DRS Initial Placement fails to distribute virtual machines during a power-on storm

book

Article ID: 436750

calendar_today

Updated On:

Products

VMware vCenter Server

Issue/Introduction

When performing a bulk power-on of many virtual machines (a "power-on storm") that are all registered to a single host, DRS Initial Placement may fail to distribute the virtual machines(VMs) across the cluster at the time of power-on.

As a result, a disproportionately large number of VMs may remain running on the source host for a period of time. While DRS will eventually rebalance the cluster after the storm subsides, this self-recovery process can take anywhere from a few minutes to several dozen minutes, depending on the severity of the imbalance.

Environment

VMware vCenter Server 7.0

VMware vCenter Server 8.0

VMware vCenter 9.0

Cause

This is a known issue. During a rapid sequence of power-on requests originating from the same host, the internal DRS metrics used to evaluate the cost-benefit of relocating a VM before power-on can temporarily remain stale.

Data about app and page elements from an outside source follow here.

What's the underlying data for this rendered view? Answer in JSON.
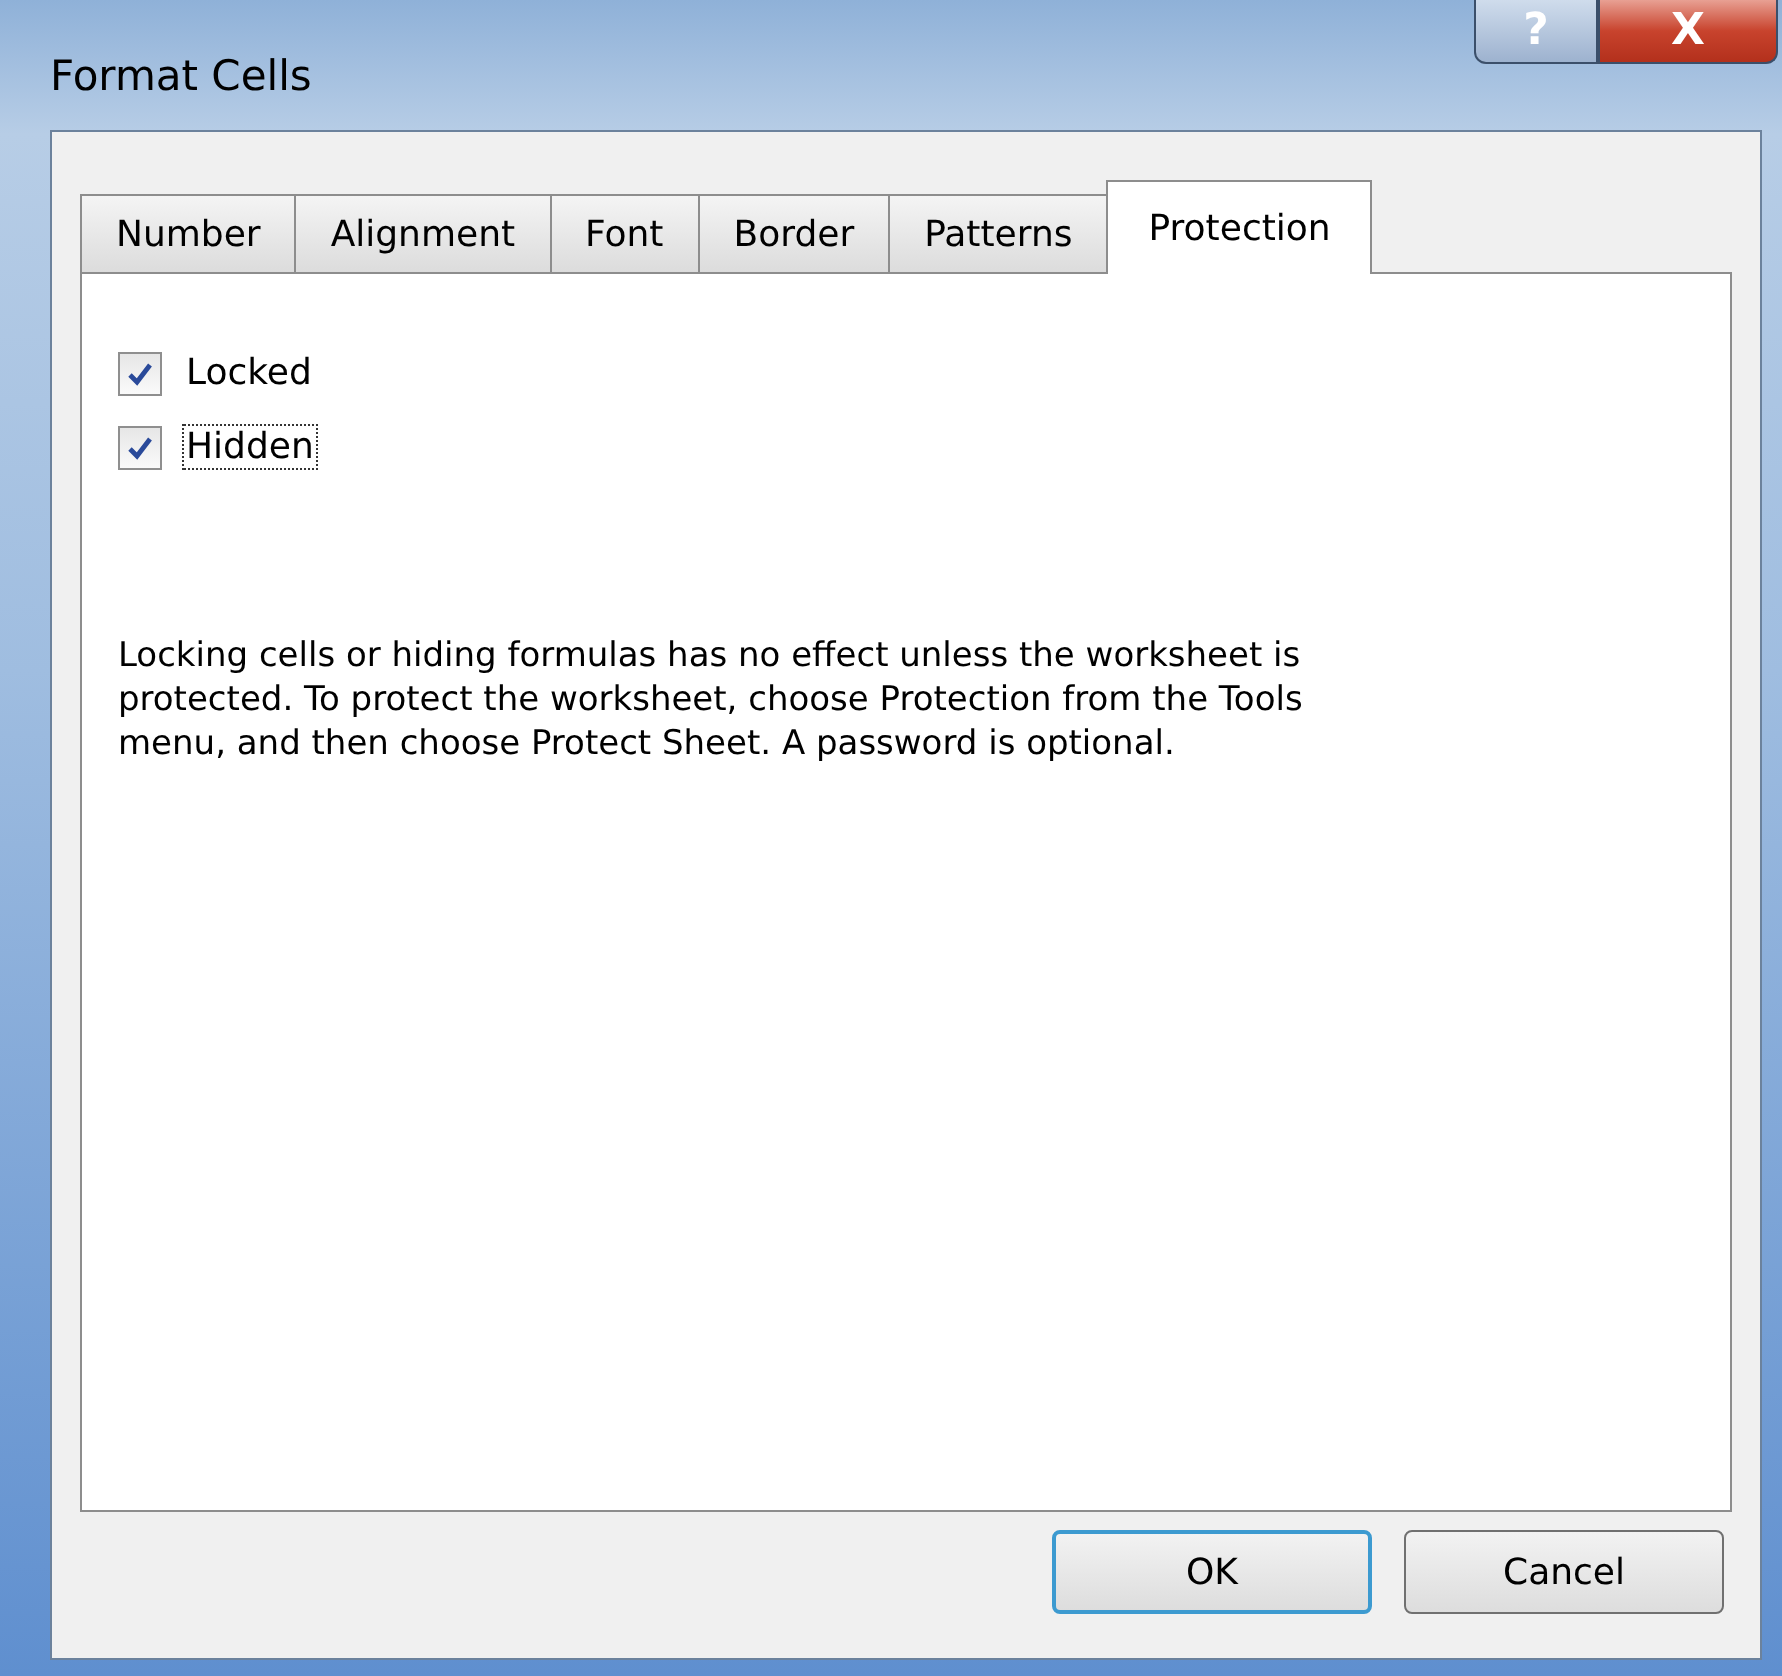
{
  "window": {
    "title": "Format Cells",
    "controls": [
      {
        "kind": "help",
        "label": "?"
      },
      {
        "kind": "close",
        "label": "X"
      }
    ]
  },
  "tabs": [
    {
      "label": "Number",
      "selected": false
    },
    {
      "label": "Alignment",
      "selected": false
    },
    {
      "label": "Font",
      "selected": false
    },
    {
      "label": "Border",
      "selected": false
    },
    {
      "label": "Patterns",
      "selected": false
    },
    {
      "label": "Protection",
      "selected": true
    }
  ],
  "options": [
    {
      "label": "Locked",
      "checked": true,
      "focused": false
    },
    {
      "label": "Hidden",
      "checked": true,
      "focused": true
    }
  ],
  "note": "Locking cells or hiding formulas has no effect unless the worksheet is protected. To protect the worksheet, choose Protection from the Tools menu, and then choose Protect Sheet. A password is optional.",
  "buttons": [
    {
      "label": "OK",
      "default": true
    },
    {
      "label": "Cancel",
      "default": false
    }
  ]
}
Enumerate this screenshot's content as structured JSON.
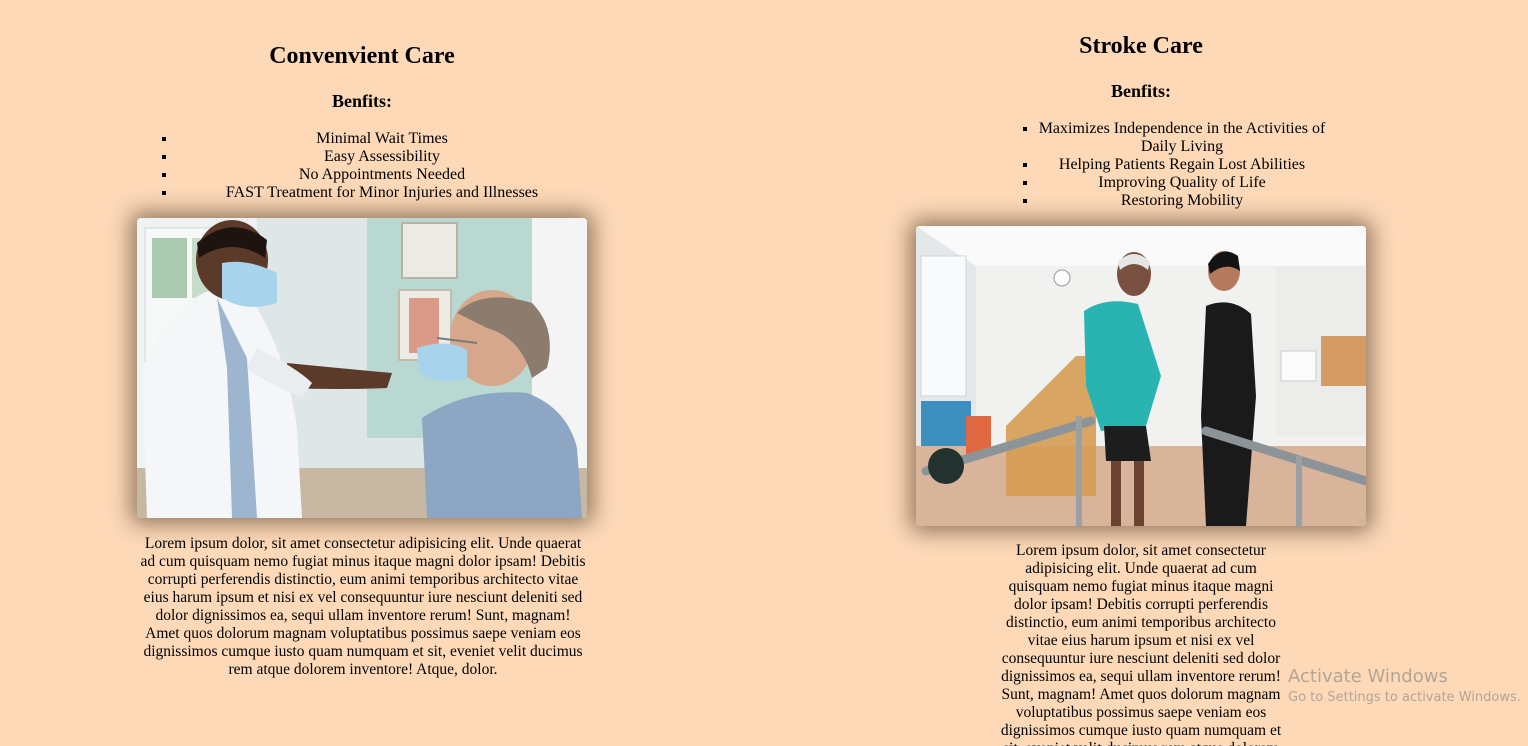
{
  "cards": [
    {
      "title": "Convenvient Care",
      "benefits_heading": "Benfits:",
      "benefits": [
        "Minimal Wait Times",
        "Easy Assessibility",
        "No Appointments Needed",
        "FAST Treatment for Minor Injuries and Illnesses"
      ],
      "image_alt": "doctor examining patient",
      "description": "Lorem ipsum dolor, sit amet consectetur adipisicing elit. Unde quaerat ad cum quisquam nemo fugiat minus itaque magni dolor ipsam! Debitis corrupti perferendis distinctio, eum animi temporibus architecto vitae eius harum ipsum et nisi ex vel consequuntur iure nesciunt deleniti sed dolor dignissimos ea, sequi ullam inventore rerum! Sunt, magnam! Amet quos dolorum magnam voluptatibus possimus saepe veniam eos dignissimos cumque iusto quam numquam et sit, eveniet velit ducimus rem atque dolorem inventore! Atque, dolor."
    },
    {
      "title": "Stroke Care",
      "benefits_heading": "Benfits:",
      "benefits": [
        "Maximizes Independence in the Activities of Daily Living",
        "Helping Patients Regain Lost Abilities",
        "Improving Quality of Life",
        "Restoring Mobility"
      ],
      "image_alt": "therapist assisting patient at parallel bars",
      "description": "Lorem ipsum dolor, sit amet consectetur adipisicing elit. Unde quaerat ad cum quisquam nemo fugiat minus itaque magni dolor ipsam! Debitis corrupti perferendis distinctio, eum animi temporibus architecto vitae eius harum ipsum et nisi ex vel consequuntur iure nesciunt deleniti sed dolor dignissimos ea, sequi ullam inventore rerum! Sunt, magnam! Amet quos dolorum magnam voluptatibus possimus saepe veniam eos dignissimos cumque iusto quam numquam et sit, eveniet velit ducimus rem atque dolorem inventore! Atque, dolor."
    }
  ],
  "watermark": {
    "title": "Activate Windows",
    "subtitle": "Go to Settings to activate Windows."
  },
  "colors": {
    "background": "#fdd9b8"
  }
}
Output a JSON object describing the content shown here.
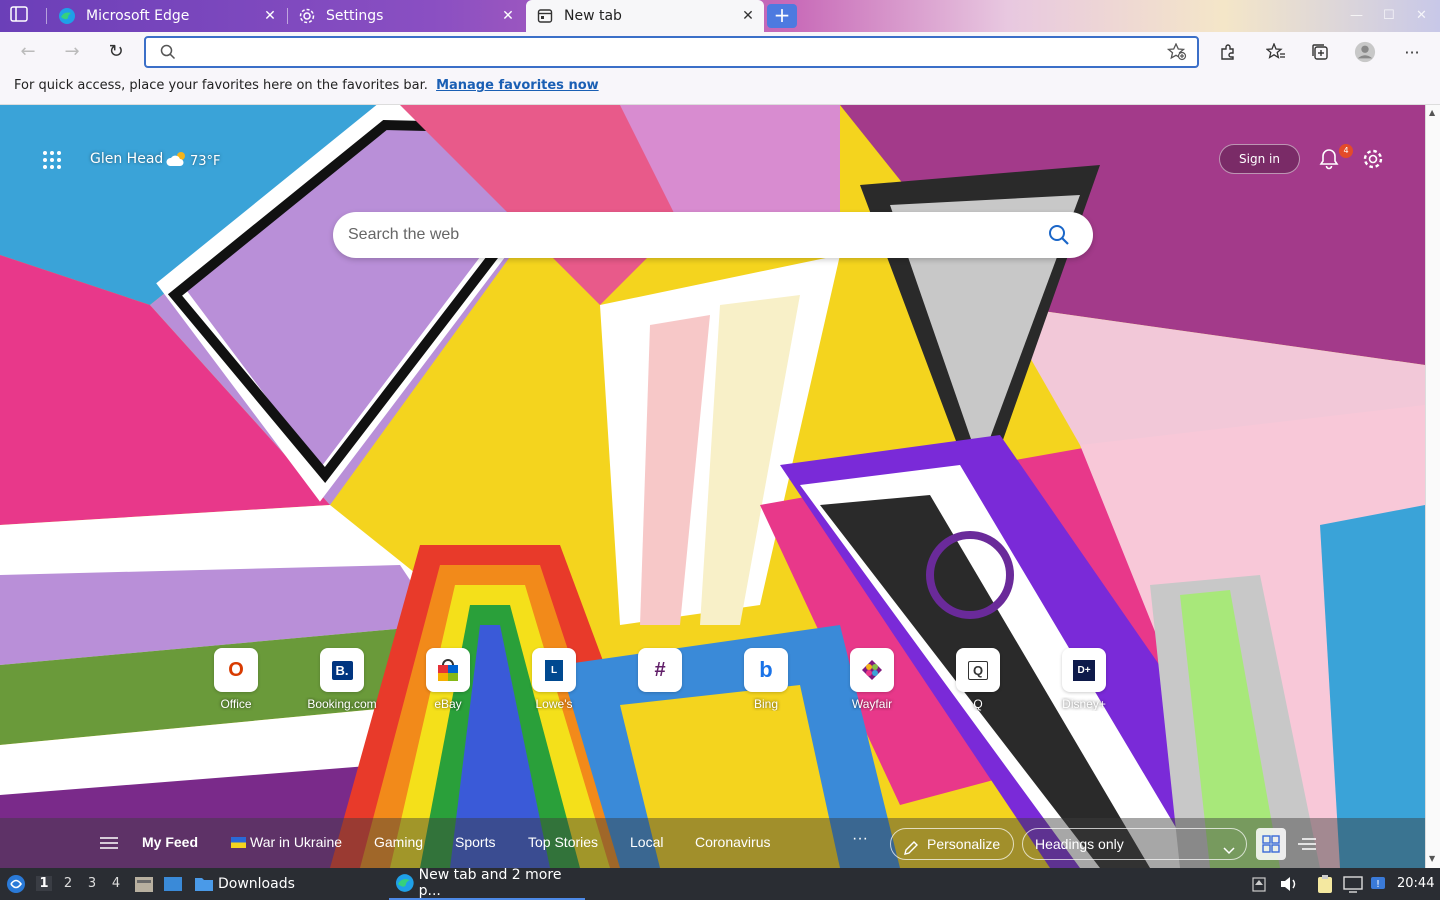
{
  "tabs": [
    {
      "title": "Microsoft Edge",
      "icon": "edge-icon"
    },
    {
      "title": "Settings",
      "icon": "gear-icon"
    },
    {
      "title": "New tab",
      "icon": "newtab-icon",
      "active": true
    }
  ],
  "toolbar": {
    "address_value": ""
  },
  "favbar": {
    "message": "For quick access, place your favorites here on the favorites bar.",
    "link": "Manage favorites now"
  },
  "ntp": {
    "user_name": "Glen Head",
    "weather": "73°F",
    "sign_in": "Sign in",
    "notification_count": "4",
    "search_placeholder": "Search the web"
  },
  "tiles": [
    {
      "label": "Office",
      "glyph": "O",
      "color": "#d83b01"
    },
    {
      "label": "Booking.com",
      "glyph": "B.",
      "color": "#003580"
    },
    {
      "label": "eBay",
      "glyph": "e",
      "color": "#e53238"
    },
    {
      "label": "Lowe's",
      "glyph": "L",
      "color": "#004990"
    },
    {
      "label": "",
      "glyph": "#",
      "color": "#611f69"
    },
    {
      "label": "Bing",
      "glyph": "b",
      "color": "#1a73e8"
    },
    {
      "label": "Wayfair",
      "glyph": "W",
      "color": "#7f187f"
    },
    {
      "label": "Q",
      "glyph": "Q",
      "color": "#333333"
    },
    {
      "label": "Disney+",
      "glyph": "D+",
      "color": "#113ccf"
    }
  ],
  "feed": {
    "items": [
      "My Feed",
      "War in Ukraine",
      "Gaming",
      "Sports",
      "Top Stories",
      "Local",
      "Coronavirus"
    ],
    "more": "···",
    "personalize": "Personalize",
    "layout_select": "Headings only"
  },
  "taskbar": {
    "workspaces": [
      "1",
      "2",
      "3",
      "4"
    ],
    "folder": "Downloads",
    "task": "New tab and 2 more p...",
    "clock": "20:44"
  }
}
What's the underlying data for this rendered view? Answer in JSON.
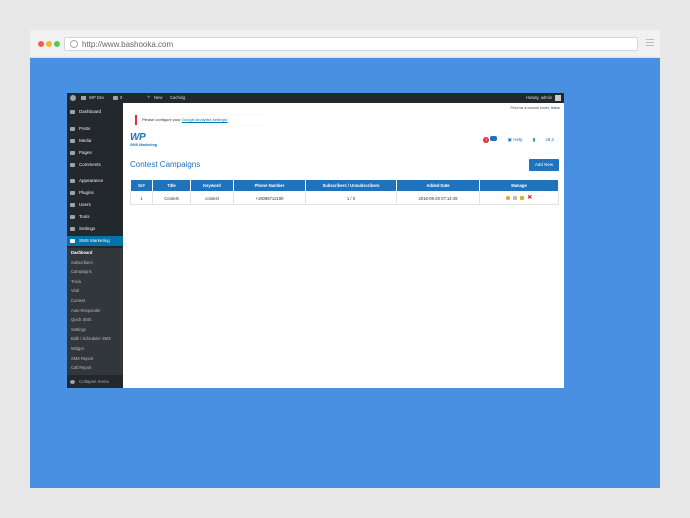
{
  "browser": {
    "url": "http://www.bashooka.com"
  },
  "adminbar": {
    "site_name": "WP Dev",
    "comments_count": "0",
    "new_label": "New",
    "caching_label": "Caching",
    "greeting": "Howdy, admin"
  },
  "sidebar": {
    "items": [
      {
        "label": "Dashboard",
        "icon": "dashboard-icon"
      },
      {
        "label": "Posts",
        "icon": "pin-icon"
      },
      {
        "label": "Media",
        "icon": "media-icon"
      },
      {
        "label": "Pages",
        "icon": "page-icon"
      },
      {
        "label": "Comments",
        "icon": "comment-icon"
      },
      {
        "label": "Appearance",
        "icon": "brush-icon"
      },
      {
        "label": "Plugins",
        "icon": "plugin-icon"
      },
      {
        "label": "Users",
        "icon": "user-icon"
      },
      {
        "label": "Tools",
        "icon": "wrench-icon"
      },
      {
        "label": "Settings",
        "icon": "settings-icon"
      },
      {
        "label": "SMS Marketing",
        "icon": "sms-icon"
      }
    ],
    "submenu": [
      "Dashboard",
      "Subscribers",
      "Campaigns",
      "Trivia",
      "Viral",
      "Contest",
      "Auto Responder",
      "Quick SMS",
      "Settings",
      "Bulk / Scheduler SMS",
      "Widget",
      "SMS Report",
      "Call Report"
    ],
    "collapse_label": "Collapse menu"
  },
  "content": {
    "topright_text": "Find me a cocoon hover, fellow",
    "notice_prefix": "Please configure your",
    "notice_link": "Google Analytics settings!",
    "logo_mark": "WP",
    "logo_sub": "SMS Marketing",
    "badge_count": "2",
    "help_label": "Help",
    "version_label": "v8.2",
    "page_title": "Contest Campaigns",
    "add_new_label": "Add New"
  },
  "table": {
    "headers": [
      "Sr#",
      "Title",
      "Keyword",
      "Phone Number",
      "Subscribers / Unsubscribers",
      "Added Date",
      "Manage"
    ],
    "rows": [
      {
        "sr": "1",
        "title": "Contest",
        "keyword": "contest",
        "phone": "+15096712190",
        "subs": "1 / 0",
        "date": "2018-06-20 07:14:49"
      }
    ]
  },
  "colors": {
    "frame_bg": "#4a90e2",
    "wp_admin_dark": "#23282d",
    "accent_blue": "#1e73be",
    "active_menu": "#0073aa",
    "notice_red": "#dc3232"
  }
}
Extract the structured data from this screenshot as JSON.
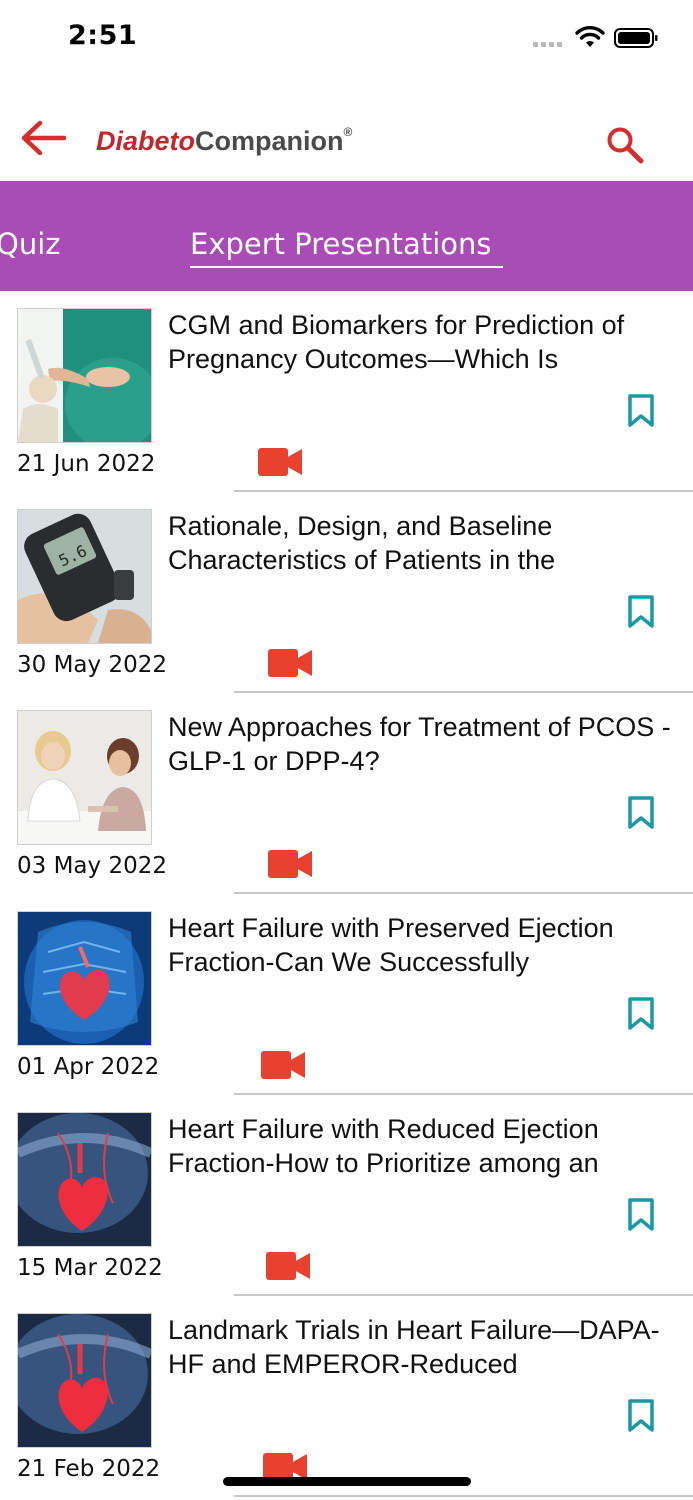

As a result of this, DRS determines that migrating the VM before power-on is too "costly" and opts to power on the VM locally on the source host. Once the power-on storm stops, these metrics self-recover over time, and DRS will eventually initiate load-balancing migrations to resolve the skew.

Resolution

Broadcom is aware of this issue and is working on a resolution.

To ensure DRS correctly distributes VMs during bulk operations and avoid temporary cluster imbalance, implement the following measures:

  1. Introduce a Delay: Add a delay between each VM power-on request. A delay of 15 to 30 seconds between power-ons on the same host allows DRS metrics to remain stable and properly distribute the VMs across the cluster.

  2. Manual Rebalancing: If immediate balance is required after a power-on storm, administrators can manually vMotion the "stuck" VMs to other hosts. Otherwise, the system will eventually rebalance itself after the metrics recover.